Kenn meloleh pada temannya sambil mengernyit. "Tadi apa ? Buktinya Lo bisa sentuh juga kan ?" tanya Kenn sarkastis.
"Nggak mudah awalnya bro. Gue butuh perjuangan berat selama beberapa bulan. Banyak waktu yang gue korbanin, baru bisa disentuh" jelas Farel.
"Jadi dia orangnya ?" Kenn mendapat anggukan dari Farel.
"Lo belum jawab pertanyaan gue, Kenn"
"Kita ketemunya di taman budaya, waktu acara pentas seni. Waktu itu gue nganterin Reni. Mereka temanan juga. Kita kenalan saat itu ..." Kenn menggantung kalimatnya.
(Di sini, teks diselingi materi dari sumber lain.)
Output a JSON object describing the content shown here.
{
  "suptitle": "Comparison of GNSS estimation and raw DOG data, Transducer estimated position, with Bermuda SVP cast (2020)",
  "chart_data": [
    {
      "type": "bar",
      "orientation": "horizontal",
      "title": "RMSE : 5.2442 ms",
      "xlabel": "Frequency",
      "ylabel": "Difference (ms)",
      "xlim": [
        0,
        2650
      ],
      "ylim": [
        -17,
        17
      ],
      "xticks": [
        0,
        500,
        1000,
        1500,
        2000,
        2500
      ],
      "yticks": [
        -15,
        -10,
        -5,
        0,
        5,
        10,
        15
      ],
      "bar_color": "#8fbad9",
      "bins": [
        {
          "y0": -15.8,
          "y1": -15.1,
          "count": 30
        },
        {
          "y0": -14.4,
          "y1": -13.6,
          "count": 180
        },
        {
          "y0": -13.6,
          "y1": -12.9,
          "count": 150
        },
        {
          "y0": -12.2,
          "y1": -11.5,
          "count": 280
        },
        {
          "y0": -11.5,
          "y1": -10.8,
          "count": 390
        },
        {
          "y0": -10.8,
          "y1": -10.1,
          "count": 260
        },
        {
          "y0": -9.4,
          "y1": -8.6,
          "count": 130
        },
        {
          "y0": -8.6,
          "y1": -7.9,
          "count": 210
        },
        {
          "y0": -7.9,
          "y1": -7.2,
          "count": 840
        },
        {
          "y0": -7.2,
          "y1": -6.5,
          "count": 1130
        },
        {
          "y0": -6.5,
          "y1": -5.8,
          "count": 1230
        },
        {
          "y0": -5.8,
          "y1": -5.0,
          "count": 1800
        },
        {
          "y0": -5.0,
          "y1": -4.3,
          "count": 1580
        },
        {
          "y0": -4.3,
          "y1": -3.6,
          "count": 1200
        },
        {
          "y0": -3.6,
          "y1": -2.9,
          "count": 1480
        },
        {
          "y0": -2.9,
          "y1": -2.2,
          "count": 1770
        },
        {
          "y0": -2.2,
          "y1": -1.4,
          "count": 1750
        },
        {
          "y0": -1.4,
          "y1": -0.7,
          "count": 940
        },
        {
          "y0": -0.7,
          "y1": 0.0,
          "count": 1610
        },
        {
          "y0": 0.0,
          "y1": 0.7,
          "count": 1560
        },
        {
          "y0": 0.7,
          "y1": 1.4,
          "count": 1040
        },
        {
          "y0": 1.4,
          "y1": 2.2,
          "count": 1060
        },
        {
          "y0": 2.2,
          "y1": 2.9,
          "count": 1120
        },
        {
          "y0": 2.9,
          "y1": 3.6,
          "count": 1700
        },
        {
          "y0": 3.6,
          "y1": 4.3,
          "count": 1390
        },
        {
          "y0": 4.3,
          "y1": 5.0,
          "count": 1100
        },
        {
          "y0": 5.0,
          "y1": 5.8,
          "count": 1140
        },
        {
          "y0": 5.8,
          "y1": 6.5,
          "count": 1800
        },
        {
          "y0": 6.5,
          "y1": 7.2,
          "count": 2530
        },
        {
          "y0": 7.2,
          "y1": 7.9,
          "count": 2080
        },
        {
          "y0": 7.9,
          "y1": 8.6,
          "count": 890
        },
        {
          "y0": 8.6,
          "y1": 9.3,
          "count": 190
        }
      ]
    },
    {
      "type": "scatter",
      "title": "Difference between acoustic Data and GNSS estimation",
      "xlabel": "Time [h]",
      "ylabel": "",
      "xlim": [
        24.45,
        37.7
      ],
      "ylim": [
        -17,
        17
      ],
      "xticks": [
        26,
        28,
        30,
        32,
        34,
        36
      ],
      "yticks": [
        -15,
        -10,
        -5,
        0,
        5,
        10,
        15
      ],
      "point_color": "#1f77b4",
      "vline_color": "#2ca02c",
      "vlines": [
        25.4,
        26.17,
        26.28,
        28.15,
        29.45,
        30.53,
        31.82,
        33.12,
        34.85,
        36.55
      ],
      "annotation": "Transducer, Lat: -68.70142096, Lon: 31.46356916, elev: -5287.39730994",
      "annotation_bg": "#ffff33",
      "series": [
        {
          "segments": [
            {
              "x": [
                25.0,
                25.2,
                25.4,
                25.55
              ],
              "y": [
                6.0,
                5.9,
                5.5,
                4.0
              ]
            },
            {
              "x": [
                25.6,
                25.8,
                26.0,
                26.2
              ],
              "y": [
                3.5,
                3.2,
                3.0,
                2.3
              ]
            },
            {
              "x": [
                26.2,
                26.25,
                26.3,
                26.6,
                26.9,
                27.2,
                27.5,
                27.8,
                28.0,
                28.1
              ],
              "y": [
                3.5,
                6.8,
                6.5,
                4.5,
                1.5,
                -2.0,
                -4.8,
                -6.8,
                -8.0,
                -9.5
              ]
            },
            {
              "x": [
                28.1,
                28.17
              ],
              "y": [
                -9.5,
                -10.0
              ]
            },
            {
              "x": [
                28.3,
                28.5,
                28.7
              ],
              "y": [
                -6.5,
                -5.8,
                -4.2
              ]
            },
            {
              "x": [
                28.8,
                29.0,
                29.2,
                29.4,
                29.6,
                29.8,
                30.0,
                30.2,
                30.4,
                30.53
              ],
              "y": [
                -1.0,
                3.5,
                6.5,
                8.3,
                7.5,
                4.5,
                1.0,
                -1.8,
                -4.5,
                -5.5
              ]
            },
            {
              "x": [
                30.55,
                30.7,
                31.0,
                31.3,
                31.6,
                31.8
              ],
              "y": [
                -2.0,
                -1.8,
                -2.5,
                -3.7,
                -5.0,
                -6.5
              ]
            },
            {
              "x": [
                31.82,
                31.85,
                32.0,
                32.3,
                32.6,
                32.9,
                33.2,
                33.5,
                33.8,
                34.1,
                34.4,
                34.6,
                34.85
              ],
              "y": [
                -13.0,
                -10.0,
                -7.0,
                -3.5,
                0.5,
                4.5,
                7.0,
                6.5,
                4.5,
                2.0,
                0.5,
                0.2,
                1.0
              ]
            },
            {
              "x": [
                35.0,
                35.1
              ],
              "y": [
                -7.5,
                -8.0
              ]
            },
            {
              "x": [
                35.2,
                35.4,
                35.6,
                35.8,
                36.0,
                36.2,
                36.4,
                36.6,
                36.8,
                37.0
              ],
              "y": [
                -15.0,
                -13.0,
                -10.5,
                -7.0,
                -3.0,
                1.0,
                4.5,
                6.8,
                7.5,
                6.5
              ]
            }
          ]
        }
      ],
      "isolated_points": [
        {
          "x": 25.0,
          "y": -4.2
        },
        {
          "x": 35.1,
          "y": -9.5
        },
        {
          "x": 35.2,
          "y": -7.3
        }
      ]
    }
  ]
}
"Nggak ada yang Lo suka dari salah satunya ?" Kenn masih diam. "Atau jangan-jangan ... Jenn, yang Lo suka ? iya ?" lanjut Farel.
Dia seperti menangkap sesuatu yang tersembunyi dibalik semua sikap Kenn malam ini. Apalagi melihat Kenn yang begitu marah ketika memukul Willy tadi. Sedikit, Farel menemukan sesuatu yang berbeda dalam diri temannya. Dia bisa menyimpulkan, bahwa Kenn menaruh hati pada gadis cantik itu.
"Iya kan ? bener kan, yang gue bilang ? Lo suka sama Jenn kan ?" Farel bertanya dengan memaksa.
Kenn menoleh pada Farel. "Lebih dari itu pun nggak ada salahnya kan ? bukan berarti harus ngejar-ngejar juga kan ?" Kenn tersenyum kecil menyatakan perasaannya.
"Serius ???" Farel hampir tak percaya. Temannya yang kalem dan anti hawa itu, jatuh cinta dengan gadis kecil penakluk banyak hati. "Sudah gue duga. Nggak mungkin, Lo bikin cowok tadi babak belur tanpa alasan" sambung Farel.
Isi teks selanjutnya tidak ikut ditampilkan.